Denise Lewis described her as "a breath of fresh air" when she breezed to World Championship gold in Paris last summer and she has unquestionably been a refreshing force in a sport under threat of suffocation from the stench of drugs. As it happens, Kluft competes in the long jump in Athens against Marion Jones, whose whole summer has been clouded by the continuing investigations of the United States Anti-Doping Agency.

"I have no idea what's going on with her or her life," Kluft says. "I read the newspapers but I don't know what's true and what's not. I try to concentrate on myself, on my work. Hopefully, she's going to come to the Olympics and be in good shape.

"That's it. I don't think about it - at all, actually. I can just focus on myself and do my best. I can't do anything about my competitors."

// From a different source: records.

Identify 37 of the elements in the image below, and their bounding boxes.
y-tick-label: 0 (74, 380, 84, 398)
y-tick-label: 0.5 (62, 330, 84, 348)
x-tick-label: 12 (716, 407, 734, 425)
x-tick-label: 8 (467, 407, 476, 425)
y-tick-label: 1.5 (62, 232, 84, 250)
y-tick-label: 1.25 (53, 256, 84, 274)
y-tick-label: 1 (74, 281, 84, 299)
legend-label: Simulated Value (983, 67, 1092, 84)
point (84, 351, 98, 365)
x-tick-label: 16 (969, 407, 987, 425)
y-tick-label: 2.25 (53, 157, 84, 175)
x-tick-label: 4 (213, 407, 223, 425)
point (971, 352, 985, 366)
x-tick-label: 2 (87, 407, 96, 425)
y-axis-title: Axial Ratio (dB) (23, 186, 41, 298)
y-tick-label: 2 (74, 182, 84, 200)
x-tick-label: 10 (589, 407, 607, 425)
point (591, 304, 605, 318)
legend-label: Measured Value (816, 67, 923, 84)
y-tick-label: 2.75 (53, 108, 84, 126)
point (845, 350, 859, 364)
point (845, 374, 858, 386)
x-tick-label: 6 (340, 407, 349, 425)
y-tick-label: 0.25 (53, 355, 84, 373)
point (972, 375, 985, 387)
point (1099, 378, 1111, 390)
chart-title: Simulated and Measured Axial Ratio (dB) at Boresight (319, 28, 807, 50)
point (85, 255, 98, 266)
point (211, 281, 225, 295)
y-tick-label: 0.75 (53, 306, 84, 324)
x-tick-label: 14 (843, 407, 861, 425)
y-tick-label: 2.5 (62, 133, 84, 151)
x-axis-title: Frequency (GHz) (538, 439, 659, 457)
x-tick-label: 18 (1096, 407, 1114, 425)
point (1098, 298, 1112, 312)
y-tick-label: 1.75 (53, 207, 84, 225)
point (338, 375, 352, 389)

Kluft has been known to help them, though, clapping them down the long jump runway. She also pulls faces and winks at the television cameras when it comes to her turn, and shows a genuine joy for competition that brings a touch of the school sports day to the hard-nosed, cynical world of the international athletics arena.

"I can't wait to get to Athens on Tuesday," she says, leaning back in her chair. "The Olympics is something I've never done before. It's a big adventure for me. It's like going to school. I'm going to be learning new things every day."

And teaching the rest of the athletics world an inspirational thing or two, Sweden's golden girl might well add.